Al mijn restverschijnselen en aanhoudende vermoeidheid hebben er jammer genoeg voor gezorgd dat ik mijn halftijdse job als opvoedster niet meer kan uitvoeren. Dit was erg moeilijk voor mij. Momenteel doe ik loopbaanbegeleiding om te kijken of ik in de toekomst iets kan doen dat mijn hersenen wel aankunnen. Ik heb er goede hoop in. Thuis zitten is niets voor mij en erg slecht voor mijn moraal. Ik heb een doel nodig. Ik ben volop aan het kneden aan Svea 2.0 en ik hoop dat de nieuwe versie van mezelf rust en geluk kan vinden.

 

Wat wil ik anderen meegeven?

Probeer in de kleine dingen iets mooi te zien, lach ondanks je verdriet, dit geeft je energie en hoop. Wees hier wel realistisch in, heb respect voor je eigen verwerkingsproces. Het is ook oké om te rouwen, je bent immers een deel van jezelf verloren. Kan je dit niet alleen, vraag dan hulp. Dat is niets om je voor te schamen, je hebt immers heel wat meegemaakt.

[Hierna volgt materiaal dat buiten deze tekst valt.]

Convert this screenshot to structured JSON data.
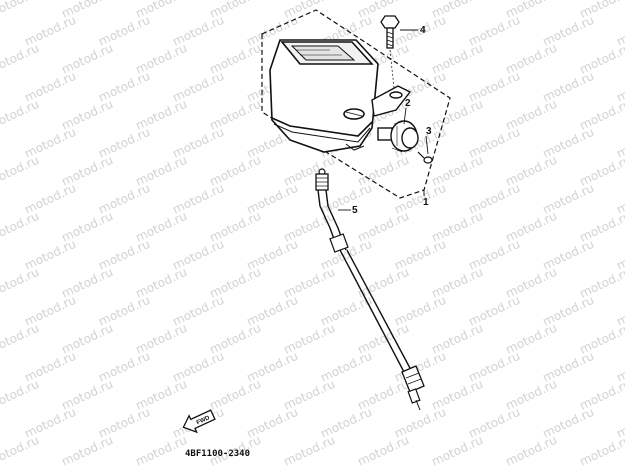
{
  "watermark": {
    "text": "motod.ru"
  },
  "callouts": [
    {
      "number": "1"
    },
    {
      "number": "2"
    },
    {
      "number": "3"
    },
    {
      "number": "4"
    },
    {
      "number": "5"
    }
  ],
  "direction_badge": {
    "text": "FWD"
  },
  "part_code": "4BF1100-2340",
  "colors": {
    "ink": "#111111",
    "watermark": "#d2d2d2",
    "background": "#ffffff"
  }
}
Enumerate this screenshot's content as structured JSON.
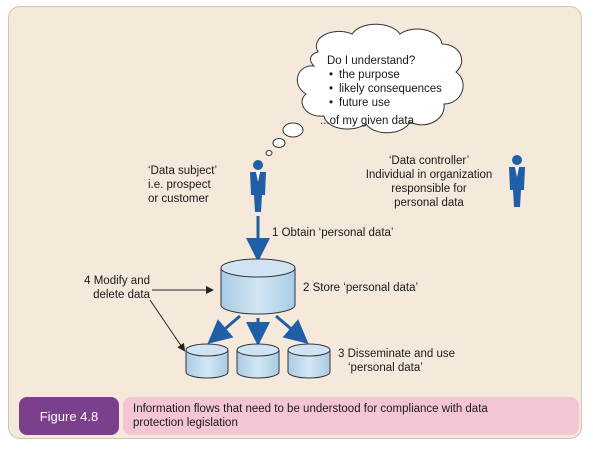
{
  "thought": {
    "heading": "Do I understand?",
    "bullets": [
      "the purpose",
      "likely consequences",
      "future use"
    ],
    "tail": "...of my given data"
  },
  "subject": {
    "line1": "‘Data subject’",
    "line2": "i.e. prospect",
    "line3": "or customer"
  },
  "controller": {
    "line1": "‘Data controller’",
    "line2": "Individual in organization",
    "line3": "responsible for",
    "line4": "personal data"
  },
  "steps": {
    "obtain": "1 Obtain ‘personal data’",
    "store": "2 Store ‘personal data’",
    "disseminate_1": "3 Disseminate and use",
    "disseminate_2": "‘personal data’",
    "modify_1": "4 Modify and",
    "modify_2": "delete data"
  },
  "figure": {
    "tag": "Figure 4.8",
    "caption_1": "Information flows that need to be understood for compliance with data",
    "caption_2": "protection legislation"
  },
  "colors": {
    "background": "#f5e9db",
    "person_blue": "#1f5fa8",
    "database_fill": "#bdd8ec",
    "arrow_blue": "#1f5fa8",
    "tag_purple": "#7b3f8c",
    "caption_pink": "#f4c6d3"
  }
}
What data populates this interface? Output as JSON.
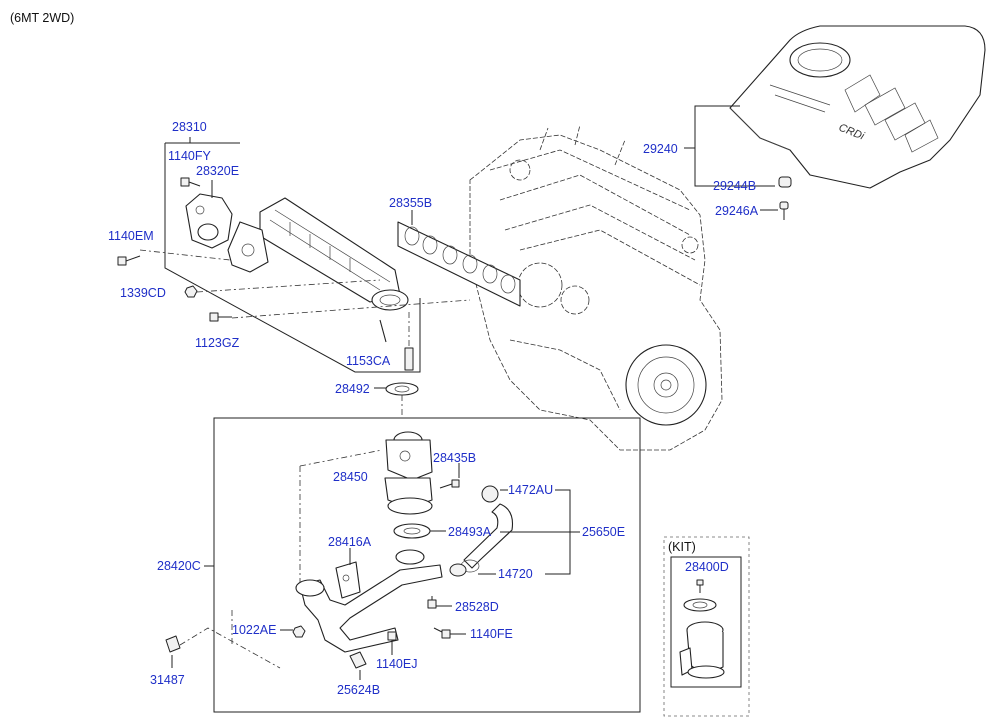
{
  "header": {
    "variant": "(6MT 2WD)"
  },
  "kit": {
    "label": "(KIT)"
  },
  "callouts": {
    "c28310": "28310",
    "c1140FY": "1140FY",
    "c28320E": "28320E",
    "c1140EM": "1140EM",
    "c1339CD": "1339CD",
    "c1123GZ": "1123GZ",
    "c1153CA": "1153CA",
    "c28492": "28492",
    "c28355B": "28355B",
    "c29240": "29240",
    "c29244B": "29244B",
    "c29246A": "29246A",
    "c28450": "28450",
    "c28435B": "28435B",
    "c1472AU": "1472AU",
    "c28493A": "28493A",
    "c25650E": "25650E",
    "c28416A": "28416A",
    "c14720": "14720",
    "c28420C": "28420C",
    "c28528D": "28528D",
    "c1022AE": "1022AE",
    "c1140FE": "1140FE",
    "c1140EJ": "1140EJ",
    "c31487": "31487",
    "c25624B": "25624B",
    "c28400D": "28400D"
  },
  "engine_cover": {
    "badge": "CRDi"
  }
}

Houd goed rekening met je restverschijnselen. Negeer ze niet. Ik ben erg tegen de lamp gelopen hierdoor.

Probeer mensen uit te leggen wat je voelt, maar begrijp dat niet iedereen kan begrijpen wat jij voelt.

Laat je omringen om mensen die er oprecht voor je zijn, die voor je willen zorgen en die je geloven en in je geloven. Je hebt al zoveel energie nodig voor jezelf, verspil er dan ook geen aan onbegrip.

Help anderen hun situatie te aanvaarden door je verhaal te doen. Zo weten ze dat ze niet alleen zijn. Dat is ook de reden waarom ik mijn verhaal hier wilde doen. Ik hoop hierdoor een beetje hoop mee te kunnen geven aan iedereen die het even wat lastig heeft.